With “cleanroom” technology available in a cloud-first environment, recovery teams can map-out these different connections. They can then run simulated attacks and recoveries to pressure-test their response without adding substantial costs or injecting new IT risks. And so, when the inevitable breach happens, there’s a recipe for rebuilding not only the core systems but also the interconnected software.
Condensing the timeline
When companies can react and recover data and applications simultaneously, they can significantly reduce the typical 24-day recovery timeline. Coordination, seamless handoffs, and well-practiced actions and reactions help companies leverage the common services of a cyber resilient platform to accelerate the clean outcome.

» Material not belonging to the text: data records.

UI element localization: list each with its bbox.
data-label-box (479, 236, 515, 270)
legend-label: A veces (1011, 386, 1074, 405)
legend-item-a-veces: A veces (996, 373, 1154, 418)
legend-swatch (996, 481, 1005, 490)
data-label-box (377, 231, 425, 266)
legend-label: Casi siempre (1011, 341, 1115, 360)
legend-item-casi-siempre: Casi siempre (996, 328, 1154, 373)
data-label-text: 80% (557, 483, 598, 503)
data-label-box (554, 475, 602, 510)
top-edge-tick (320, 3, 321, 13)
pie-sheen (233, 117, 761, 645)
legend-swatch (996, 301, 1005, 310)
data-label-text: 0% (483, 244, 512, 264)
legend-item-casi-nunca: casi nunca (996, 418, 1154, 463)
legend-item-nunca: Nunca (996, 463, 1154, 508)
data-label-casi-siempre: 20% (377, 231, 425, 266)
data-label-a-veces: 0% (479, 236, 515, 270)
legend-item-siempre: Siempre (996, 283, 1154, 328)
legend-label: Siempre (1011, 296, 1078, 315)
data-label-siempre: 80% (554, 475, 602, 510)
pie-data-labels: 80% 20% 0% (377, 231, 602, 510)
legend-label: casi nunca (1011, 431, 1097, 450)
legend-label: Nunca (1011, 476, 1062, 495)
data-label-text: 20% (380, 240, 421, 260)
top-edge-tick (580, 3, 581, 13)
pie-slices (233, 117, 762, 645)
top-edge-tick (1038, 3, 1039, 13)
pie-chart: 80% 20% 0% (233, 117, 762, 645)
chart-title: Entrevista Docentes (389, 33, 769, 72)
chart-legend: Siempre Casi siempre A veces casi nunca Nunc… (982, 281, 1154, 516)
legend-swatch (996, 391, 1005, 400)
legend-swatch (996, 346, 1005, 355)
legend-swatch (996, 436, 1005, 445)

Meanwhile, with cleanroom technology, companies can quickly unpack their secure cloud backup copies to restore instances of the application or run a thorough scan of the data contents to expose and purge the corrupted data. It’s how a team can quickly analyze and sanitize the critical recovery point to accelerate the “clean” outcome.
To extend the medical analogy, no patient should be willing to jump on the operating table blindly and trust a rookie surgeon paging through a how-to-book under candlelight to get it right on the first attempt. The same principle applies for successful cyber recovery: practice and experience produce successful outcomes.
Cleanrooms can serve as a secure, isolated cloud “operating room,” letting teams practice, improve, and learn from mistakes, ensuring they are ready for the real emergency when it inevitably comes. Better yet, when they hit the system’s off-switch, it’s not just powered down, it’s purged, ensuring a fresh, sanitized start each time without incurring an escalating medical bill for dark, idle resources.
Organizations should not simply put their trust in hope and candles to weather the event. Today, every business has become increasingly dependent on its digital infrastructure. When it’s knocked out, the disruption permeates across the organization’s employees, customers, supply-chain stakeholders, and shareholders. Stay ready and poised to react and recover.
Brian Brockway, global chief technology officer, Commvault
SC Media Perspectives columns are written by a trusted community of SC Media cybersecurity subject matter experts. Each contribution has a goal of bringing a unique voice to important cybersecurity topics. Content strives to be of the highest quality, objective and non-commercial.